Warm and dry climate over China in 2022 with extreme heatwaves and droughts

Weather and climate are important factors affecting economic and social development. In China, the country’s National Climate Center releases an annual climate report that comprehensively covers China’s achievements and progress that year in climate system monitoring, climate impact assessment, and other aspects. This series of reports has been published in Atmospheric and Oceanic Science Letters for five consecutive years since 2019, and the “State of China’s climate in 2022” is now available.

This year’s report provides a comprehensive summary of the main climate characteristics and high-impact weather and climate events in China in 2022. As introduced by Director Li Wei of the Climate Service Office of the National Climate Center, in 2022, the overall climate condition in China was worse than normal, presenting a warm–dry climate with the second highest annual mean temperature in history. The annual precipitation was the lowest recorded since 2012. The number of hot days and extreme high temperature events were both the highest in history, while the national average number of rainy days was the lowest. The precipitation in summer and autumn was less than normal. The average precipitation in summer was the second lowest since 1961. In summer, Northeast and North China had more rainfall during the flood season, while the Yangtze River Basin had less, resulting in extreme heatwaves and severe droughts.

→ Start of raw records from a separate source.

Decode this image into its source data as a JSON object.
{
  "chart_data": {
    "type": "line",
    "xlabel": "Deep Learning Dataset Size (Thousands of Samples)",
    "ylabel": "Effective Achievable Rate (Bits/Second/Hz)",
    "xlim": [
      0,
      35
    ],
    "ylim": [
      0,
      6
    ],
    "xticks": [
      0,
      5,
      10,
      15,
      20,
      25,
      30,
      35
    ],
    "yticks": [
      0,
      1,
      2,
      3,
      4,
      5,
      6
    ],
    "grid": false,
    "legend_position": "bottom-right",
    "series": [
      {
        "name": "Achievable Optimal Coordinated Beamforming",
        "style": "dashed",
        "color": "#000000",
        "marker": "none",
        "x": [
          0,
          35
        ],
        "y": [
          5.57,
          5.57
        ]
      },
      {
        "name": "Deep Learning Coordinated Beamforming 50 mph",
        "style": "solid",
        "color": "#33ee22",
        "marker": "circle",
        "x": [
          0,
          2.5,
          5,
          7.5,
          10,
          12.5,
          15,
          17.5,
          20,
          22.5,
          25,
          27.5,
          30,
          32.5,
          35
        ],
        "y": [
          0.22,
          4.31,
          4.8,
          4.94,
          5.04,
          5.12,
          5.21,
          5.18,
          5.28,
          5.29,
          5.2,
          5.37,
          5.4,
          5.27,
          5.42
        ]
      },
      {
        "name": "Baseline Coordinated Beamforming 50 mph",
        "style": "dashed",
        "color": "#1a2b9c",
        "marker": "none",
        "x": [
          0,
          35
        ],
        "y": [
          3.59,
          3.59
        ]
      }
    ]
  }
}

In 2022, there was an apparent stepwise feature of drought regionally, with southern China heavily affected by long droughts in summer and autumn. Rainstorm processes occurred frequently, especially over the Pearl River Basin and the Songliao River Basin, causing severe flooding disasters in South China and Northeast China. In summer, the strongest heatwave since 1961 occurred in central and eastern China. Persistent cold, rainy, snowy, and sunless weather was observed in southern China in February, and a strong cold wave from late November to early December caused severe cooling over a large area. Sandstorm weather appeared less frequently and later than normal, and landfalling typhoons were extremely less frequent.